In the weeks preceding Galliano’s show for the house on Tuesday, rumors buzzed that this would be it — a full-on celebration of honest-to-goodness real clothes, clothes for women to buy and wear by day as well as night, the better to flaunt the designing side of his genius. (He reminds us constantly of the showmanship side.)
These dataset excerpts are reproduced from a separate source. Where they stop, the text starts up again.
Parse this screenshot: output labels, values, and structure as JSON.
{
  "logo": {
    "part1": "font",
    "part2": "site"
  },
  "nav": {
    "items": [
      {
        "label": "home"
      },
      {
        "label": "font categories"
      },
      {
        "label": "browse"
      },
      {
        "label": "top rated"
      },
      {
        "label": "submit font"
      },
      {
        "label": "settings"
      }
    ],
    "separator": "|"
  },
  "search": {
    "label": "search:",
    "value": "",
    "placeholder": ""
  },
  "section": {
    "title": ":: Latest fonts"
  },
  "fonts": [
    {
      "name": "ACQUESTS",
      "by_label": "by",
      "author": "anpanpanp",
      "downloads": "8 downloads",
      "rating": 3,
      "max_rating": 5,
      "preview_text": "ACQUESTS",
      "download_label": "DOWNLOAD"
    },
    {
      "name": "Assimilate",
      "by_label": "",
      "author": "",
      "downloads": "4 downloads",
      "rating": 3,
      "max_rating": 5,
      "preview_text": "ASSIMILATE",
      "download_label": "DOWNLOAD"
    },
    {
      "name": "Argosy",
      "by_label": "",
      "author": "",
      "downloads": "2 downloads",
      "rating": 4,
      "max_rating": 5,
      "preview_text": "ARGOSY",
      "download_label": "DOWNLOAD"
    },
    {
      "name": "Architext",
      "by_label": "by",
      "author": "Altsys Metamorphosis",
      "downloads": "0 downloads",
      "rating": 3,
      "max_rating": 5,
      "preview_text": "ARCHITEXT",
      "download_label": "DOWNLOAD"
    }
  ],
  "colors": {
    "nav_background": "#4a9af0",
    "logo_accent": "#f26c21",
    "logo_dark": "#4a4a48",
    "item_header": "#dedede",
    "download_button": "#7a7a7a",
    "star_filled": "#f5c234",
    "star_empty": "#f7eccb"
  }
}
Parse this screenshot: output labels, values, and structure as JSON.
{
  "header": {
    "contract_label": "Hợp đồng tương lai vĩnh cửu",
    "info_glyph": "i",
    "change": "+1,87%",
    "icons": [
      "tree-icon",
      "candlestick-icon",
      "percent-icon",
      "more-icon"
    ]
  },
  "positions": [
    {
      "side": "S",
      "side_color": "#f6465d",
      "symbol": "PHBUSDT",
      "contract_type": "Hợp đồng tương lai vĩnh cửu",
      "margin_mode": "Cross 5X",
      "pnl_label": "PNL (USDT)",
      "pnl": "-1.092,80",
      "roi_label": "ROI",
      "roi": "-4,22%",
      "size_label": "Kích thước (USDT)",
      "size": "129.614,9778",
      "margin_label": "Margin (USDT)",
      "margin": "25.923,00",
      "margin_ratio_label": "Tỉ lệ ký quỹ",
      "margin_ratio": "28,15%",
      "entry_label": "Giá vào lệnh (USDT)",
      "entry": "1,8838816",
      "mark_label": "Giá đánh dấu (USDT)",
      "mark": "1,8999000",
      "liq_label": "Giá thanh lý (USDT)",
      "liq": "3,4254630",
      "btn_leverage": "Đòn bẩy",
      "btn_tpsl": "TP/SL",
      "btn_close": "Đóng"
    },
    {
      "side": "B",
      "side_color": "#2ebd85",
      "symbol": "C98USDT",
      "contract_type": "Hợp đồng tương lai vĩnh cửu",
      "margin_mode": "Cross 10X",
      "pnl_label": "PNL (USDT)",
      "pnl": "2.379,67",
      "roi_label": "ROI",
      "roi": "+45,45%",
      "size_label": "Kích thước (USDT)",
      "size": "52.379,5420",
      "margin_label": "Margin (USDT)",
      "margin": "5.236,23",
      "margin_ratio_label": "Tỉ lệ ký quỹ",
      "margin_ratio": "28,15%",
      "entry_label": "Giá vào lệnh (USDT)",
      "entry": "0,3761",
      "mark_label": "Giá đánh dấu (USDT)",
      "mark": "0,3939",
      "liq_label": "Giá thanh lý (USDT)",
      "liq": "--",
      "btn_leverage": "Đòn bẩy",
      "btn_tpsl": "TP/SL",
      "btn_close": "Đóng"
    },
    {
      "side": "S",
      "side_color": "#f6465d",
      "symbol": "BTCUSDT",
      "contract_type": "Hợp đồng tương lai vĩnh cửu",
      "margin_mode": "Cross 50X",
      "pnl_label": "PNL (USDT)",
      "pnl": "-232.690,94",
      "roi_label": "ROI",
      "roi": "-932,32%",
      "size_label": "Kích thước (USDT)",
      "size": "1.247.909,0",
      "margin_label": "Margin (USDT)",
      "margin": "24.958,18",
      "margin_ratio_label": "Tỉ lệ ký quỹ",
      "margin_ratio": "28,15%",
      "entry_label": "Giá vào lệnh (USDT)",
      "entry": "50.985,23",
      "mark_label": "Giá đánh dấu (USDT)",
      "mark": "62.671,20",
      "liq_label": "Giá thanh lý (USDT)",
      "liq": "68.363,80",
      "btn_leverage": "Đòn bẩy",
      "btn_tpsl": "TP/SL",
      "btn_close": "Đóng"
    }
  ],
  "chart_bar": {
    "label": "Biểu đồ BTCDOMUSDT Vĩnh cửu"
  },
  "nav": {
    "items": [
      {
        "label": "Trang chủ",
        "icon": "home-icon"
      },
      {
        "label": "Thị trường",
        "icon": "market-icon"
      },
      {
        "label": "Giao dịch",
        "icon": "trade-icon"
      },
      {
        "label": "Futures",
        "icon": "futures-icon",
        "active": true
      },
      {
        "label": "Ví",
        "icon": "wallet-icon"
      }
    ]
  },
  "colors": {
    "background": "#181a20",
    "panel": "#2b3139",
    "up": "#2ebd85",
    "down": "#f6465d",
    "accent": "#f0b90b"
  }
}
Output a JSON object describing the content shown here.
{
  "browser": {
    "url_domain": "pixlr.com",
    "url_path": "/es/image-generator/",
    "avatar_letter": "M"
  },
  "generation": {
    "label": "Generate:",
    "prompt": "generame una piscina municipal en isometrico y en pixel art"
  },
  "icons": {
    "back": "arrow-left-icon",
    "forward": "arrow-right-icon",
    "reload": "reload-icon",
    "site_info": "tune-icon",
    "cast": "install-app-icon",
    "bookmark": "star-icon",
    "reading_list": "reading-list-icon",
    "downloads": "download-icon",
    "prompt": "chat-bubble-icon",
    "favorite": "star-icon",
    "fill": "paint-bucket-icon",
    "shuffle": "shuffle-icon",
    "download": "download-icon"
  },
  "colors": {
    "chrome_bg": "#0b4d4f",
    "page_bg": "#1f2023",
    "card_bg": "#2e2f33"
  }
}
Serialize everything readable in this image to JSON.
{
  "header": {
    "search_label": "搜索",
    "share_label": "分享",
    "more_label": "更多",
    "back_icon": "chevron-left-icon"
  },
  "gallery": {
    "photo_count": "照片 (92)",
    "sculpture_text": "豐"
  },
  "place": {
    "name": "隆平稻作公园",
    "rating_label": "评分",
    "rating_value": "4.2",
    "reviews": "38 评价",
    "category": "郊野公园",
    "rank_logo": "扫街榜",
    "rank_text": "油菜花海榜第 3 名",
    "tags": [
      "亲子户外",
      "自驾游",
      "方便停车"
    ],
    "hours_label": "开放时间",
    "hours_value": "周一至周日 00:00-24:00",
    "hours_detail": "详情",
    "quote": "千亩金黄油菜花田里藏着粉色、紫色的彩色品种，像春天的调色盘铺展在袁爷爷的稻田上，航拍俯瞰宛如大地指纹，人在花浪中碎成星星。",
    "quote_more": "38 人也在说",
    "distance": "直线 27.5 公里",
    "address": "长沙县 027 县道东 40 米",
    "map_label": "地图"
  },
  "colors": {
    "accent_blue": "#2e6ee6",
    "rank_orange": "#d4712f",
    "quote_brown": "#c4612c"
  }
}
In most walks of life, such information would be met with a quizzical, “Huh?” But for those of us in fashion, this is big news. Retailers and editors long ago grew itchy for a change, and Galliano knew it. Perhaps because of such outside urging or internal pressure, if such existed, or maybe simply because he felt ready to move on, he decided finally to change his m.o. for spring. In fact, he had hinted at the change with his jacket initiative for November delivery, with ads featuring Riley Keough set to break in December magazines. The shift exploded into full flower on the runway, without compromising a bit of the Galliano essence. He put his fancy, his guts, his joie de mode, his remarkable imagination and skill all on proud display, and it made for gleeful viewing.
An idea-a-minute man, Galliano presented the collection in four sections inspired variously by Keough, Kirsten Dunst, Kate Moss and Gisele Bündchen, some more obviously than others. But no matter the clarity of source, the core message tolled loudly from the first look out, a denim-trimmed ivory bouclé suit fluffed up with little wafts of fringe: These are real times chez Dior.
Galliano offered a gentle mix of tailoring and flou in combinations unfettered enough to allow the audience to take in at least some of the intricate glories of the clothes: a crocheted cardigan and organza dress, both trimmed with ribbons; a coat made of alternating bands of white leather and lace over a bouclé dress; an A-line dream coat in floral-embroidered denim. He went sweet with those mixes of knits, flowers and lace; feisty with tight, bright Barbie argyles, and even tough with megaspangled tailoring, perhaps the show’s only jarring note. But then, he had a point to make: There is no one Dior woman; rather, wildly diverse types can turn to the house for their fashion fill. And that includes satiating their ever-expanding accessories yen, most notably with his terrific bag-of-the-season candidate, a roomy two-pocket affair with a square, zip-off bottom, overstuffed with chic and functionality.
This story first appeared in the October 6, 2004 issue of WWD. Subscribe Today.
Galliano finished with a flower-child brigade, some of whom worked chichi jackets atypical of the original Scarborough Fair set. Others wore Ts decorated with the slogan, “Dior not war.” This made for a bit of irony as, while the designer flashed his antiwar message from the runway, outside the tent, his steadfast antifur foes protested his work. But whatever one’s politics, there’s no arguing Dior’s new showtime platform, one that will translate so beautifully at retail come spring.